How can software robots most benefit healthcare providers both during a pandemic and beyond? 
When the COVID-19 outbreak hit, software robots were deployed to lessen the administrative strain healthcare professionals were facing and give them more time to care for an increased number of patients. With hospitals around the world at capacity, every moment with a patient counted. 

Now, the NHS and other healthcare providers face a huge backlog of routine surgeries and procedures following cancellations during the pandemic. In the UK alone, 5 million people are waiting for treatment and it’s estimated that this could cause 6,400 excess deaths by the end of next year if the problem isn’t rectified.

Many healthcare organisations have now acquired the skills needed to deploy automation, therefore it will be easier for them to build more robots to respond to the backlog going forwards. Software robots that had been processing registrations at COVID test sites, for example, could now be taught how to schedule procedures, process patient details or even manage procurement and recruitment to help streamline the processes associated with the backlog. The possibilities are vast. 

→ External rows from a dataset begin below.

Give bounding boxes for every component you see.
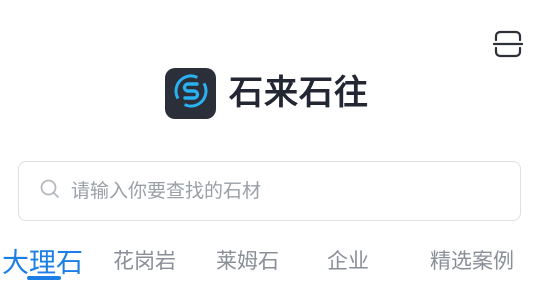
brand: 石来石往: [165, 67, 369, 119]
search-icon: [39, 178, 61, 204]
tab-enterprise[interactable]: 企业: [327, 238, 369, 282]
scan-icon: [492, 28, 524, 64]
stone-logo-icon: [171, 71, 211, 115]
tab-featured-cases[interactable]: 精选案例: [430, 238, 514, 282]
tab-label: 莱姆石: [216, 249, 279, 273]
category-tabs: 大理石 花岗岩 莱姆石 企业 精选案例: [0, 238, 540, 298]
tab-granite[interactable]: 花岗岩: [113, 238, 176, 282]
tab-label: 企业: [327, 249, 369, 273]
tab-label: 大理石: [2, 247, 83, 279]
tab-label: 精选案例: [430, 249, 514, 273]
search-input[interactable]: [71, 180, 491, 202]
tab-limestone[interactable]: 莱姆石: [216, 238, 279, 282]
search-bar[interactable]: [18, 161, 521, 221]
tab-label: 花岗岩: [113, 249, 176, 273]
app-logo: [165, 67, 216, 119]
app-name: 石来石往: [229, 73, 369, 113]
scan-button[interactable]: [490, 28, 526, 64]
active-tab-indicator: [27, 276, 61, 280]
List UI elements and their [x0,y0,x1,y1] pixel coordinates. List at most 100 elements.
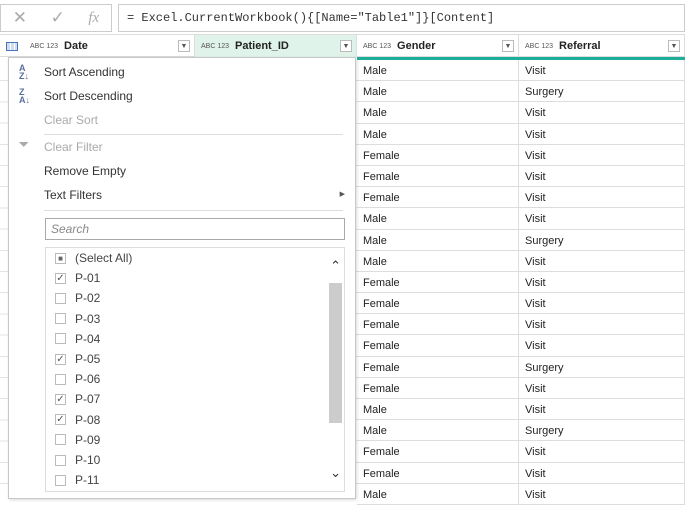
menu-sort-descending[interactable]: Sort Descending [44,89,133,103]
filter-item[interactable]: P-04 [55,332,100,346]
table-row: Female Visit [357,271,685,294]
filter-item[interactable]: ✓ P-07 [55,392,100,406]
cell-gender[interactable]: Female [357,377,519,398]
search-input[interactable]: Search [45,218,345,240]
cell-gender[interactable]: Female [357,314,519,335]
cell-gender[interactable]: Male [357,399,519,420]
scrollbar-thumb[interactable] [329,283,342,423]
cell-gender[interactable]: Female [357,144,519,165]
cancel-icon[interactable]: ✕ [13,8,27,28]
column-label: Gender [397,40,436,52]
cell-gender[interactable]: Male [357,123,519,144]
fx-icon[interactable]: fx [88,10,99,27]
scrollbar[interactable]: ⌃ ⌄ [327,248,344,491]
filter-item[interactable]: P-03 [55,312,100,326]
cell-referral[interactable]: Visit [519,165,685,187]
checkbox[interactable] [55,474,66,486]
cell-referral[interactable]: Visit [519,377,685,398]
confirm-icon[interactable]: ✓ [51,8,65,28]
cell-gender[interactable]: Male [357,102,519,123]
cell-referral[interactable]: Visit [519,399,685,420]
cell-gender[interactable]: Male [357,250,519,271]
filter-item-label: P-07 [75,392,101,407]
cell-referral[interactable]: Visit [519,123,685,144]
cell-referral[interactable]: Visit [519,483,685,504]
cell-gender[interactable]: Male [357,483,519,504]
filter-item[interactable]: P-02 [55,291,100,305]
table-menu-icon[interactable] [6,41,18,51]
column-header-gender[interactable]: ABC 123 Gender ▼ [357,35,519,57]
cell-referral[interactable]: Visit [519,335,685,356]
cell-gender[interactable]: Male [357,420,519,441]
filter-item[interactable]: ✓ P-08 [55,413,100,427]
dropdown-icon[interactable]: ▼ [340,40,352,52]
checkbox[interactable]: ✓ [55,414,66,426]
checkbox[interactable] [55,373,66,385]
filter-item-label: P-01 [75,271,101,286]
filter-item[interactable]: ✓ P-01 [55,271,100,285]
scroll-down-icon[interactable]: ⌄ [330,465,341,481]
cell-gender[interactable]: Female [357,462,519,483]
cell-referral[interactable]: Visit [519,250,685,271]
cell-referral[interactable]: Visit [519,271,685,293]
cell-referral[interactable]: Visit [519,60,685,81]
checkbox[interactable] [55,434,66,446]
cell-referral[interactable]: Visit [519,293,685,314]
formula-input[interactable]: = Excel.CurrentWorkbook(){[Name="Table1"… [118,4,685,32]
dropdown-icon[interactable]: ▼ [502,40,514,52]
cell-gender[interactable]: Female [357,271,519,293]
cell-referral[interactable]: Surgery [519,356,685,377]
cell-referral[interactable]: Visit [519,102,685,123]
scroll-up-icon[interactable]: ⌃ [330,258,341,274]
checkbox[interactable] [55,313,66,325]
filter-item[interactable]: P-06 [55,372,100,386]
column-label: Date [64,40,88,52]
checkbox[interactable] [55,454,66,466]
checkbox[interactable]: ■ [55,252,66,264]
menu-clear-sort[interactable]: Clear Sort [44,113,98,127]
cell-referral[interactable]: Surgery [519,229,685,250]
cell-gender[interactable]: Male [357,60,519,81]
dropdown-icon[interactable]: ▼ [178,40,190,52]
cell-referral[interactable]: Surgery [519,420,685,441]
cell-referral[interactable]: Visit [519,314,685,335]
checkbox[interactable]: ✓ [55,393,66,405]
cell-gender[interactable]: Female [357,293,519,314]
filter-item[interactable]: P-09 [55,433,100,447]
filter-item[interactable]: ■ (Select All) [55,251,132,265]
checkbox[interactable]: ✓ [55,272,66,284]
menu-remove-empty[interactable]: Remove Empty [44,164,126,178]
table-row: Female Visit [357,441,685,463]
table-row: Female Visit [357,314,685,336]
cell-referral[interactable]: Visit [519,208,685,229]
filter-item[interactable]: ✓ P-05 [55,352,100,366]
cell-gender[interactable]: Female [357,441,519,462]
cell-referral[interactable]: Visit [519,187,685,208]
filter-item-label: P-11 [75,473,100,488]
checkbox[interactable] [55,292,66,304]
cell-referral[interactable]: Visit [519,441,685,462]
filter-item[interactable]: P-10 [55,453,100,467]
sort-descending-icon: Z A↓ [19,87,30,105]
menu-text-filters[interactable]: Text Filters [44,188,102,202]
cell-gender[interactable]: Male [357,208,519,229]
cell-gender[interactable]: Female [357,356,519,377]
column-header-referral[interactable]: ABC 123 Referral ▼ [519,35,685,57]
cell-gender[interactable]: Male [357,229,519,250]
column-header-patient-id[interactable]: ABC 123 Patient_ID ▼ [195,35,357,57]
menu-sort-ascending[interactable]: Sort Ascending [44,65,125,79]
cell-gender[interactable]: Female [357,187,519,208]
cell-referral[interactable]: Surgery [519,81,685,102]
cell-referral[interactable]: Visit [519,144,685,165]
checkbox[interactable]: ✓ [55,353,66,365]
cell-gender[interactable]: Male [357,81,519,102]
cell-gender[interactable]: Female [357,335,519,356]
checkbox[interactable] [55,333,66,345]
menu-clear-filter[interactable]: Clear Filter [44,140,103,154]
table-row: Male Visit [357,208,685,230]
cell-referral[interactable]: Visit [519,462,685,483]
dropdown-icon[interactable]: ▼ [668,40,680,52]
filter-item[interactable]: P-11 [55,473,99,487]
cell-gender[interactable]: Female [357,165,519,187]
column-header-date[interactable]: ABC 123 Date ▼ [0,35,195,57]
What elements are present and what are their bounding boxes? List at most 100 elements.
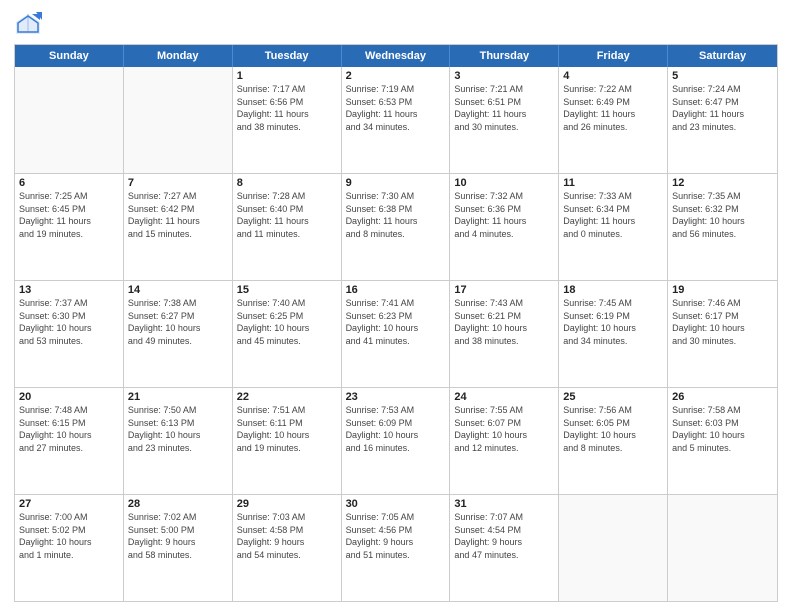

The technology, however, should not be considered a short-term, tactical and reactive solution that can be deployed in times of crisis. Automation has the power to solve systematic problems that healthcare providers face year-round. Hospital managers should consider the wider challenge of dealing with endless repetitive work that saps the energy of professionals and turns attention away from patient care and discuss how investing in a long-term automation project could help alleviate these issues. 

How widely adopted is this technology in healthcare at the moment?
Automation was being used in healthcare around the world before the pandemic, but the COVID-19 outbreak has certainly accelerated the trend.  

Automation’s reach is wide. From the NHS Shared Business Service in the UK to the Cleveland Clinic in the US and healthcare organisations in the likes of Norway, India and Canada, we see a huge range of healthcare providers deploying automation technology. 

Many healthcare providers, however, are still in the early stages of their journeys or are just discovering automation’s potential because of the pandemic. I expect to see the deployment of software robots in healthcare grow over the coming years as its benefits continue to be realised globally. 

How do you see this technology evolving in the future? 
If one thing is certain, it’s that the technology will continue to evolve and grow over time – and I believe there will come a point in time when all processes that can be automated, will be automated. This is known as the fully automated enterprise. 

By joining all automation projects into one enterprise-wide effort, the healthcare industry can tap into the full benefits of the technology. This will involve software robots becoming increasingly intelligent in order to reach and improve more processes. Integrating the capabilities of Artificial Intelligence and Machine Learning into automation, for example, will allow providers to reach non-rule-based processes too. 

We are already seeing steps towards this being taken by NHS Shared Business Service, for example. The organisation, which provides non-clinical services to around two-thirds of all NHS provider trusts and every clinical commissioning organisation in the UK, is working to create an entire eco-system of robots. It believes that no automation should be looked at in isolation, but rather the technology should stretch across departments and functions. As such, inefficiencies in the care pathway can be significantly reduced, saving healthcare providers a substantial amount of time and money.